Conventionally airborne potential field surveys such as gravity surveys are flown on a grid pattern. The grid is defined by orthogonal sets of parallel lines (flight paths) on a two-dimensional surface which is draped over the underlying terrain. However the draped surface is constrained by the closest the aircraft is permitted to fly to the ground and the maximum rate of climb/descent of the aircraft. Some improved techniques for airborne potential field surveys, which facilitate the collection of data from close to the ground, are described in the applicant's co-pending PCT patent application “Gravity Survey Data Processing”, PCT/GB2006/050211, hereby incorporated by reference in its entirety.
After the potential field data has been collected but prior to interpreting the data a terrain correction is generally applied, compensating for surface height variations. Surface data may be purchased in the form of digital terrain elevation data or determined from (D)GPS ((Differential) Global Position System) and/or airborne techniques such as LIDAR (Laser Imaging Detection and Ranging) and SAR (synthetic aperture radar). Aircraft acceleration, attitude, angular rate and angular acceleration data may also be used to correct the output data of the potential field instrumentation. We describe some improved techniques for terrain correction in geophysical surveys in our co-pending UK patent application “Terrain Correction Systems”, no. 0601482.3, filed 25 Jan. 2006, also hereby incorporated by reference in its entirety.

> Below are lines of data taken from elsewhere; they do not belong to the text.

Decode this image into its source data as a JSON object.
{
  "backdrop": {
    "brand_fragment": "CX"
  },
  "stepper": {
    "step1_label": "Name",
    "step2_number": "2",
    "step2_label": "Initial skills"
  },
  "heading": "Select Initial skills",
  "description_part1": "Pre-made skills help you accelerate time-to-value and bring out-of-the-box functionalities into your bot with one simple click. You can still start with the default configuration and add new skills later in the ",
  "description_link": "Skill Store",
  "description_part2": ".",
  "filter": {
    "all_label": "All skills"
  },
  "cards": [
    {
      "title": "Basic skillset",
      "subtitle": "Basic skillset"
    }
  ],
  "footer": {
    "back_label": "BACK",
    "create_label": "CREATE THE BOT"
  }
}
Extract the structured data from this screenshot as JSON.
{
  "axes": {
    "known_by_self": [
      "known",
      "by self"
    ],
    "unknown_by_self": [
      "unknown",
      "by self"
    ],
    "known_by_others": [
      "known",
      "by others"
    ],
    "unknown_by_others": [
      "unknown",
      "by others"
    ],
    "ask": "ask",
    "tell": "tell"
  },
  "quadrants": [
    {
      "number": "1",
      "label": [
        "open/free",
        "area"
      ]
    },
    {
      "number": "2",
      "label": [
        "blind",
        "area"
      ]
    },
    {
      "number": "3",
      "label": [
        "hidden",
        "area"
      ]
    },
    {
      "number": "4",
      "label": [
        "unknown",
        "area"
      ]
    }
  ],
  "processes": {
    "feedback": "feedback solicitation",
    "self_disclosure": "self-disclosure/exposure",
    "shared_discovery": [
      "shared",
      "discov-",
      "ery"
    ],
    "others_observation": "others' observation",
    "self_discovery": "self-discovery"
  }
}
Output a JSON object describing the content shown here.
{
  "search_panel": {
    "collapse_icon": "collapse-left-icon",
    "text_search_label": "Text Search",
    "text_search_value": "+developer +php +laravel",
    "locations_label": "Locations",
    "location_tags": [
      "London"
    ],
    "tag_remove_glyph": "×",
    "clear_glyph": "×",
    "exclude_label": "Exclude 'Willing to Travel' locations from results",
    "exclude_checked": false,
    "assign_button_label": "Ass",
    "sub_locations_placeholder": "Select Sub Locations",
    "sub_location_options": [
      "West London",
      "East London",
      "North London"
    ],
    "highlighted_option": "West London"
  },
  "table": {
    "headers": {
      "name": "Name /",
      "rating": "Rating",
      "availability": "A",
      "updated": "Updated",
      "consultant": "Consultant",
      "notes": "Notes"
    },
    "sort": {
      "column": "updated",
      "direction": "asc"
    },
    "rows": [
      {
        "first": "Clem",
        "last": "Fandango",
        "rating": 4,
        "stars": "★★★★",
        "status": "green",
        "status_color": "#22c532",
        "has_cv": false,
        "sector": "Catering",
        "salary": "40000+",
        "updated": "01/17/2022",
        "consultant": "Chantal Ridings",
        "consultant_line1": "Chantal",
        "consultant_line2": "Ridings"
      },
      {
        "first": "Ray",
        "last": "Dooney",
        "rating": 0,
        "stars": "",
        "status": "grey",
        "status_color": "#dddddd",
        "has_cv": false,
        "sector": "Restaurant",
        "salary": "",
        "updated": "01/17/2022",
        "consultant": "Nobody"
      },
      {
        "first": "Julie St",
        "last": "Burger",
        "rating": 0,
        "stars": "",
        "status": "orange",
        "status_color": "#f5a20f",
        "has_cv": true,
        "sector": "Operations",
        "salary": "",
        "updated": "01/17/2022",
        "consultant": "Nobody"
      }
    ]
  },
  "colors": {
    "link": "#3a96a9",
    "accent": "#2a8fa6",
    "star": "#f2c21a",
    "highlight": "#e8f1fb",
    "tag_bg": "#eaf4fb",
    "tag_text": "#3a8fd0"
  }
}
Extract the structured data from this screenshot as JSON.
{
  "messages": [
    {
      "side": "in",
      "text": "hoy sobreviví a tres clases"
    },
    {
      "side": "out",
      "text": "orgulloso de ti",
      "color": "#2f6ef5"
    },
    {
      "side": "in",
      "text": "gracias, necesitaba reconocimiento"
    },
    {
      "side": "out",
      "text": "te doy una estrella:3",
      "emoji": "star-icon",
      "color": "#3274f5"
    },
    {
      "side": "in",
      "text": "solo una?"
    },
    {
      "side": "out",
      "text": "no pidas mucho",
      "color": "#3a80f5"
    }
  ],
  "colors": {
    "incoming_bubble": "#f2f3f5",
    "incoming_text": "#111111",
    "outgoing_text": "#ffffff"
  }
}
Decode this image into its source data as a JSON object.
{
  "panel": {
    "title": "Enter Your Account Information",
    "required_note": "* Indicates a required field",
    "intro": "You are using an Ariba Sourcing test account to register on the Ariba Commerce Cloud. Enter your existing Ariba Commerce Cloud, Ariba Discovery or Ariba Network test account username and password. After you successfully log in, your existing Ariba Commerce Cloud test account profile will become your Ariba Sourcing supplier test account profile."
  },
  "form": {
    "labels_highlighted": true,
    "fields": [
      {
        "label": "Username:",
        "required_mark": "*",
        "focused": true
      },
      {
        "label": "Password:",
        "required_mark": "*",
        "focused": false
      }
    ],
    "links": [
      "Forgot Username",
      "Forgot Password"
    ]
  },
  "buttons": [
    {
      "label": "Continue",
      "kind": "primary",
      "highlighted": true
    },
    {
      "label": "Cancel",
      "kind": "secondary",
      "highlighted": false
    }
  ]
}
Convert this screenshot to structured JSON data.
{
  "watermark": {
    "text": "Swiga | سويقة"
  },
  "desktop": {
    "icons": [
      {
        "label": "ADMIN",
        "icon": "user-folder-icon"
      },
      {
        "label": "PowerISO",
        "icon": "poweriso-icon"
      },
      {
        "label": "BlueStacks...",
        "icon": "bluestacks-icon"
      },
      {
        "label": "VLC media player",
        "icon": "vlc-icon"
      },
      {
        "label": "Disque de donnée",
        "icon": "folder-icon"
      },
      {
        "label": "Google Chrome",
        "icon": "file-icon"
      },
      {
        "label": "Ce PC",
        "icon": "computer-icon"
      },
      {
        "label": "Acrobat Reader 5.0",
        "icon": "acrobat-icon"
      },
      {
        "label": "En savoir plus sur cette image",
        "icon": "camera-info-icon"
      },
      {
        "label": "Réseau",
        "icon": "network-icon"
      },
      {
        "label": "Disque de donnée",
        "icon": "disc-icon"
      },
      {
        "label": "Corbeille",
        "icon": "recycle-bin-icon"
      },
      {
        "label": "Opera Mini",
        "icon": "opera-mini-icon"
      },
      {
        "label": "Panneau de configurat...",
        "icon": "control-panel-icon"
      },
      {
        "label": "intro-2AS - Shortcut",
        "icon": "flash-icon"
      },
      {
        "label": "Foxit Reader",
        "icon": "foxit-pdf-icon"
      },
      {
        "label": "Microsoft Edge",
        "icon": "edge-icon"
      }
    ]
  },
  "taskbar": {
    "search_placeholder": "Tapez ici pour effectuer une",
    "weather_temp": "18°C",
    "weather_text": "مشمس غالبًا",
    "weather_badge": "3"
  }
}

Another technique, described in WO 03/032015, corrects measurements from geophysical instruments in real time at source from other navigation and mapping instruments carried by the aircraft. However in practice this type of “on-line” correction suffers from a number of drawbacks.
Thus there remains a need for improved data processing techniques. One problem, for example, arises where the terrain changes rapidly so that spatial aliasing can arise, more particularly where the terrain has peaks or other variations on a length scale which is less than the distance between the survey (flight) lines.